A generative model that learns to reverse a gradual noising process, generating data by iteratively denoising from pure noise. The dominant architecture for AI image generation.

Why It Matters

Diffusion models power the AI image generation revolution. Stable Diffusion, DALL-E, and Midjourney are all built on diffusion. Understanding this architecture is essential if you’re working with any form of AI-generated visual content.

Unlike autoregressive models (used for text), diffusion works by iterative refinement: starting from random noise and gradually removing it to reveal an image.

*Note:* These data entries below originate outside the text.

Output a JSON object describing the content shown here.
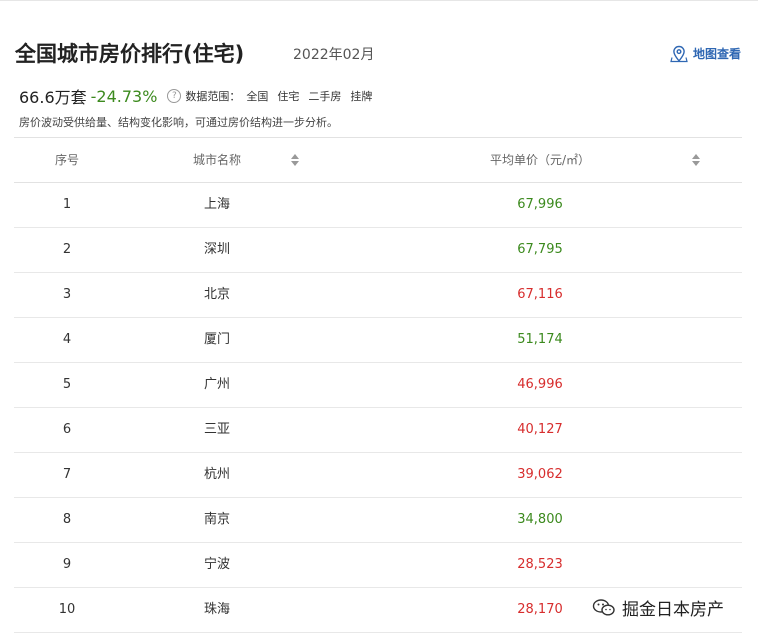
{
  "header": {
    "title": "全国城市房价排行(住宅)",
    "period": "2022年02月",
    "map_link": "地图查看"
  },
  "summary": {
    "total": "66.6万套",
    "change": "-24.73%",
    "help_icon": "?",
    "scope_label": "数据范围：",
    "scope_items": [
      "全国",
      "住宅",
      "二手房",
      "挂牌"
    ],
    "note": "房价波动受供给量、结构变化影响，可通过房价结构进一步分析。"
  },
  "table": {
    "columns": {
      "rank": "序号",
      "city": "城市名称",
      "price": "平均单价（元/㎡）"
    },
    "rows": [
      {
        "rank": "1",
        "city": "上海",
        "price": "67,996",
        "trend": "down"
      },
      {
        "rank": "2",
        "city": "深圳",
        "price": "67,795",
        "trend": "down"
      },
      {
        "rank": "3",
        "city": "北京",
        "price": "67,116",
        "trend": "up"
      },
      {
        "rank": "4",
        "city": "厦门",
        "price": "51,174",
        "trend": "down"
      },
      {
        "rank": "5",
        "city": "广州",
        "price": "46,996",
        "trend": "up"
      },
      {
        "rank": "6",
        "city": "三亚",
        "price": "40,127",
        "trend": "up"
      },
      {
        "rank": "7",
        "city": "杭州",
        "price": "39,062",
        "trend": "up"
      },
      {
        "rank": "8",
        "city": "南京",
        "price": "34,800",
        "trend": "down"
      },
      {
        "rank": "9",
        "city": "宁波",
        "price": "28,523",
        "trend": "up"
      },
      {
        "rank": "10",
        "city": "珠海",
        "price": "28,170",
        "trend": "up"
      }
    ]
  },
  "watermark": {
    "text": "掘金日本房产",
    "icon": "wechat-icon"
  },
  "colors": {
    "up": "#d72d2d",
    "down": "#3c8a1e",
    "link": "#2f67b3"
  }
}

This approach produces remarkably high-quality outputs and allows fine-grained control over generation.

For AI engineers, diffusion models are increasingly relevant beyond images. They’re being applied to video, audio, 3D models, and even text generation. The diffusion paradigm is expanding.

Implementation Basics

Core Process

  1. Forward process (training): Gradually add noise to data over T steps
  2. Learn to denoise: Train network to predict noise at each step
  3. Reverse process (generation): Start from pure noise, iteratively denoise

Forward Process

x_t = √(α_t) × x_{t-1} + √(1-α_t) × noise

After many steps, data becomes indistinguishable from random noise.

Reverse Process

x_{t-1} = (x_t - predicted_noise) / scaling + noise

Model predicts the noise to remove at each step.

Key Components

  • U-Net backbone: Commonly used denoising network
  • Cross-attention: Incorporates text conditioning
  • Noise schedule: How quickly noise is added/removed
  • Classifier-free guidance: Balances prompt adherence vs. diversity

Text-to-Image Pipeline

  1. Encode text prompt with language model (CLIP)
  2. Start with random latent noise
  3. Iteratively denoise using U-Net
  4. U-Net conditioned on text embeddings via cross-attention
  5. Decode final latent to image

Latent Diffusion (Stable Diffusion)

  • Operate in compressed latent space, not pixel space
  • VAE encodes images to latents
  • Much faster than pixel-space diffusion
  • Enables practical image generation

Sampling Methods

  • DDPM: Original, many steps (1000)
  • DDIM: Deterministic, fewer steps (50-100)
  • DPM-Solver: Fast, high quality (20-50 steps)
  • Euler, Heun: Alternative ODE solvers

Fewer steps = faster but potentially lower quality.

Practical Applications

  • Text-to-image generation
  • Image editing and inpainting
  • Super-resolution upscaling
  • Style transfer
  • Video generation (emerging)

Control Mechanisms

  • ControlNet: Add structural guidance (poses, edges, depth)
  • LoRA: Fine-tune for specific styles/subjects
  • Textual Inversion: Learn new concepts from few examples
  • Inpainting masks: Edit specific regions

Source

Denoising diffusion probabilistic models achieve image quality rivaling GANs by learning to reverse a Markov chain that gradually adds noise to data until signal is destroyed.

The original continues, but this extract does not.